Different Types of Tokens
JSON Web Token
Phoenix.Token can help us in these situations. A widespread web standard for authentication is the
JSON Web Token JWT. JWTs are cryptographically secure but not encrypted, though an encrypted variant called JWE does exist. So, they meet the same security standard as
Phoenix.Token. However, one significant difference is that JWT is a standardized format that can be consumed easily in nearly any language, including the front-end client. We can use this in our client code to detect if a JWT expired before sending the credential to the server. We’ll have to do a bit more work to use JWTs than
Phoenix.Token because JWT support is not included out-of-the-box with Phoenix. JWTs are not a proper replacement for cookie-based authentication. They should only pass a user session between different parts of an application.
Author’s Note: Joken is my go-to library for handling JWTs in Elixir. I use it in all my Elixir projects and highly recommend it. We’ll use
Phoenix.Tokenin this course since it is already included and set up for our project.

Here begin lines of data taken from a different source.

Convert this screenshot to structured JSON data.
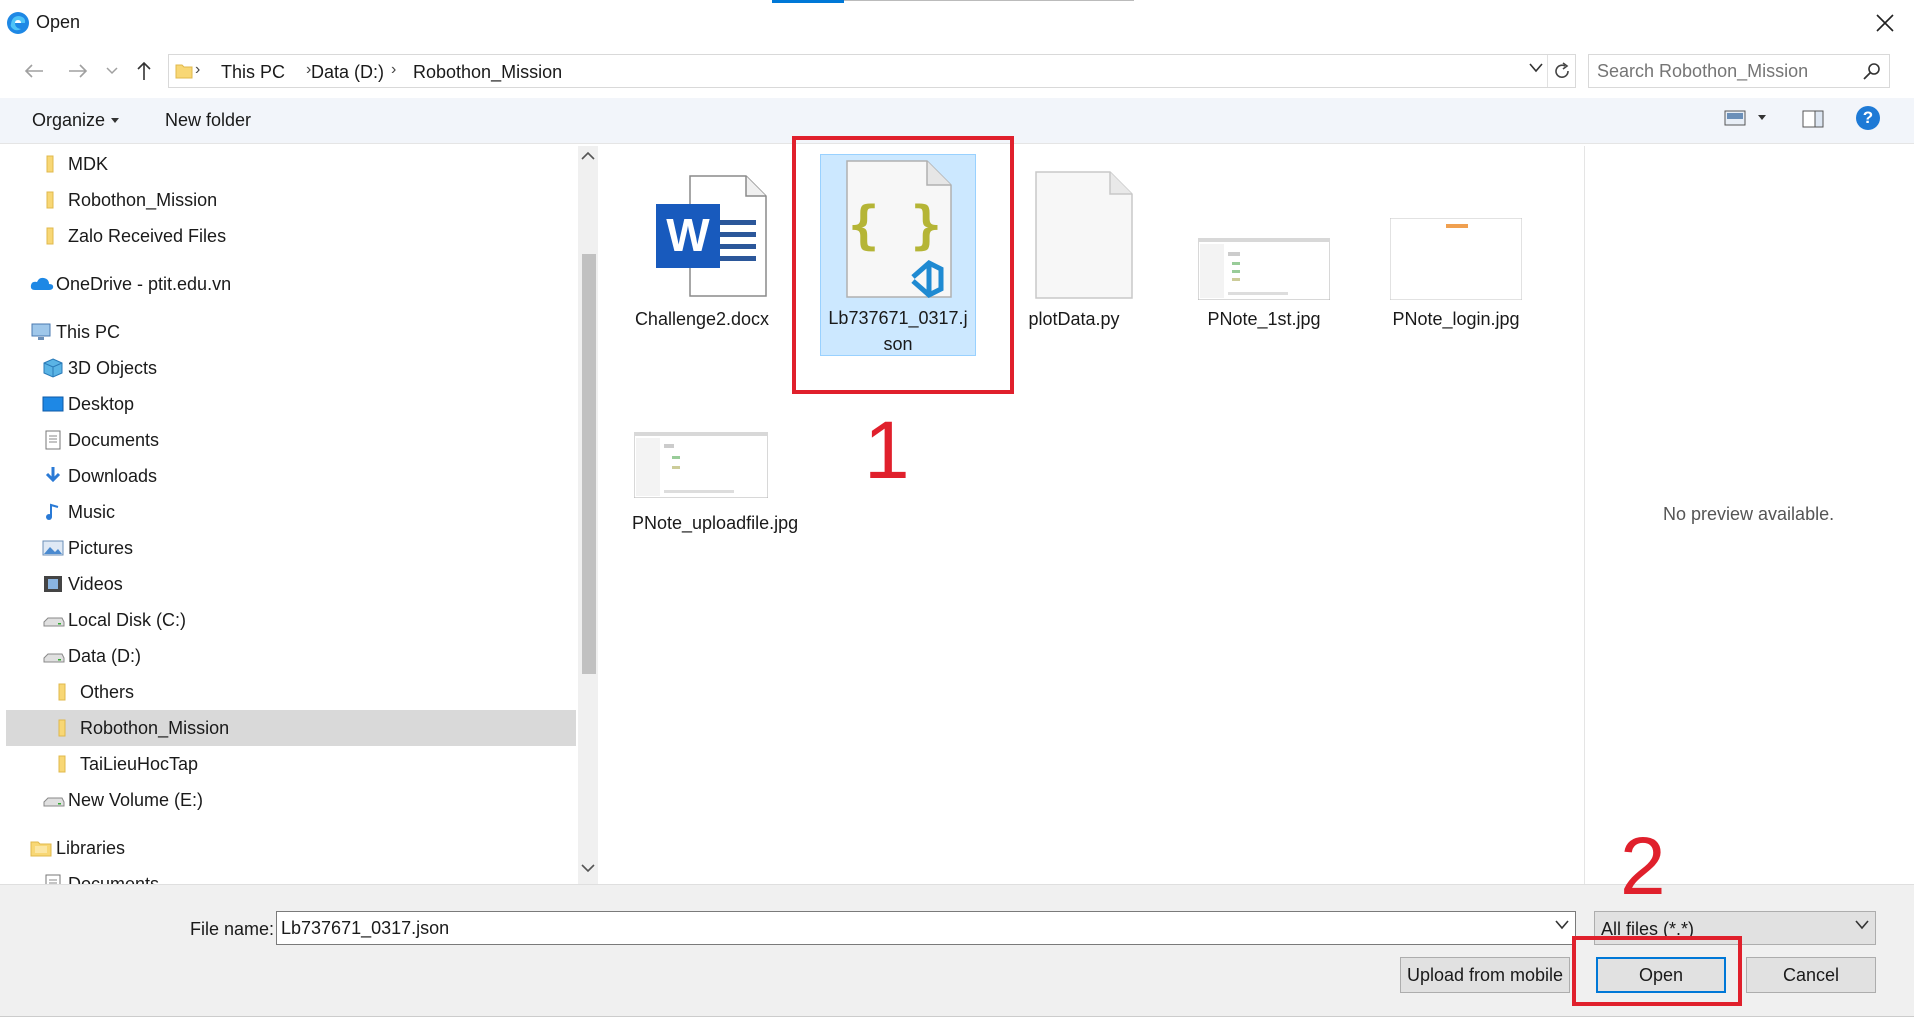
{
  "window": {
    "title": "Open"
  },
  "address": {
    "crumbs": [
      "This PC",
      "Data (D:)",
      "Robothon_Mission"
    ]
  },
  "search": {
    "placeholder": "Search Robothon_Mission"
  },
  "toolbar": {
    "organize_label": "Organize",
    "new_folder_label": "New folder"
  },
  "sidebar": {
    "items": [
      {
        "label": "MDK",
        "icon": "folder-icon"
      },
      {
        "label": "Robothon_Mission",
        "icon": "folder-icon"
      },
      {
        "label": "Zalo Received Files",
        "icon": "folder-icon"
      },
      {
        "label": "OneDrive - ptit.edu.vn",
        "icon": "cloud-icon"
      },
      {
        "label": "This PC",
        "icon": "computer-icon"
      },
      {
        "label": "3D Objects",
        "icon": "cube-icon"
      },
      {
        "label": "Desktop",
        "icon": "desktop-icon"
      },
      {
        "label": "Documents",
        "icon": "documents-icon"
      },
      {
        "label": "Downloads",
        "icon": "download-icon"
      },
      {
        "label": "Music",
        "icon": "music-icon"
      },
      {
        "label": "Pictures",
        "icon": "pictures-icon"
      },
      {
        "label": "Videos",
        "icon": "videos-icon"
      },
      {
        "label": "Local Disk (C:)",
        "icon": "drive-icon"
      },
      {
        "label": "Data (D:)",
        "icon": "drive-icon"
      },
      {
        "label": "Others",
        "icon": "folder-icon"
      },
      {
        "label": "Robothon_Mission",
        "icon": "folder-icon",
        "selected": true
      },
      {
        "label": "TaiLieuHocTap",
        "icon": "folder-icon"
      },
      {
        "label": "New Volume (E:)",
        "icon": "drive-icon"
      },
      {
        "label": "Libraries",
        "icon": "libraries-icon"
      },
      {
        "label": "Documents",
        "icon": "documents-icon"
      }
    ]
  },
  "files": [
    {
      "name": "Challenge2.docx",
      "type": "word-doc-icon"
    },
    {
      "name": "Lb737671_0317.json",
      "type": "json-file-icon",
      "selected": true
    },
    {
      "name": "plotData.py",
      "type": "blank-file-icon"
    },
    {
      "name": "PNote_1st.jpg",
      "type": "image-thumbnail"
    },
    {
      "name": "PNote_login.jpg",
      "type": "image-thumbnail"
    },
    {
      "name": "PNote_uploadfile.jpg",
      "type": "image-thumbnail"
    }
  ],
  "preview": {
    "text": "No preview available."
  },
  "footer": {
    "file_name_label": "File name:",
    "file_name_value": "Lb737671_0317.json",
    "file_type_label": "All files (*.*)",
    "upload_label": "Upload from mobile",
    "open_label": "Open",
    "cancel_label": "Cancel"
  },
  "annotations": {
    "step1": "1",
    "step2": "2"
  },
  "colors": {
    "accent": "#0078d7",
    "annotation": "#e0202c",
    "selection": "#cce8ff",
    "folder": "#f8d775"
  }
}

However, consider looking into JWT if you need a cross-language solution or if you need firmly secured tokens through standards such as RSA encryption.

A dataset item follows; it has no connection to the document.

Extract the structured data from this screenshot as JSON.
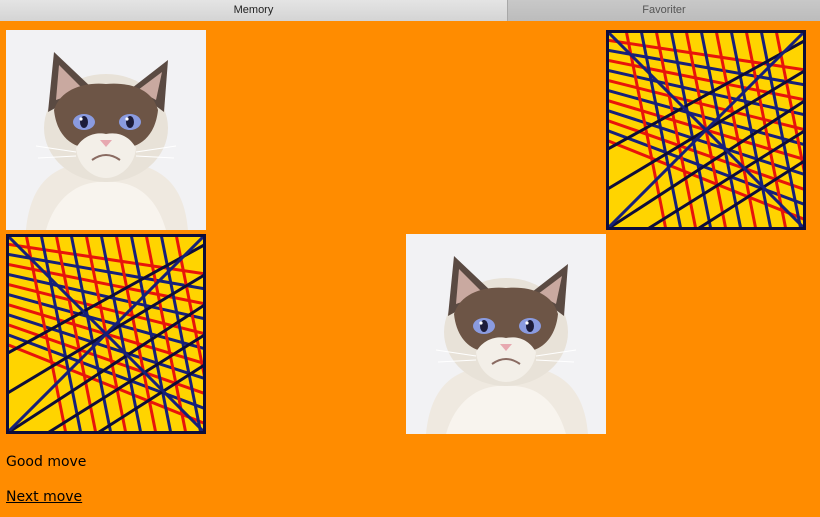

Whether we’re using Phoenix Tokens, JWT, or another technology, it’s essential to set the token’s expiration to a low enough value. A token is the user’s way to get into our system, and a user has access for the duration of the token. Pick a token duration that is long enough to be convenient but short enough to provide security for our users—a good default is 10 minutes. Some techniques can invalidate tokens before they’re expired, such as token blocklists, but we won’t cover them in this course.
Socket authentication provides a nice layer of security, but it doesn’t cover everything. It is also essential to secure private topics at the Channel level.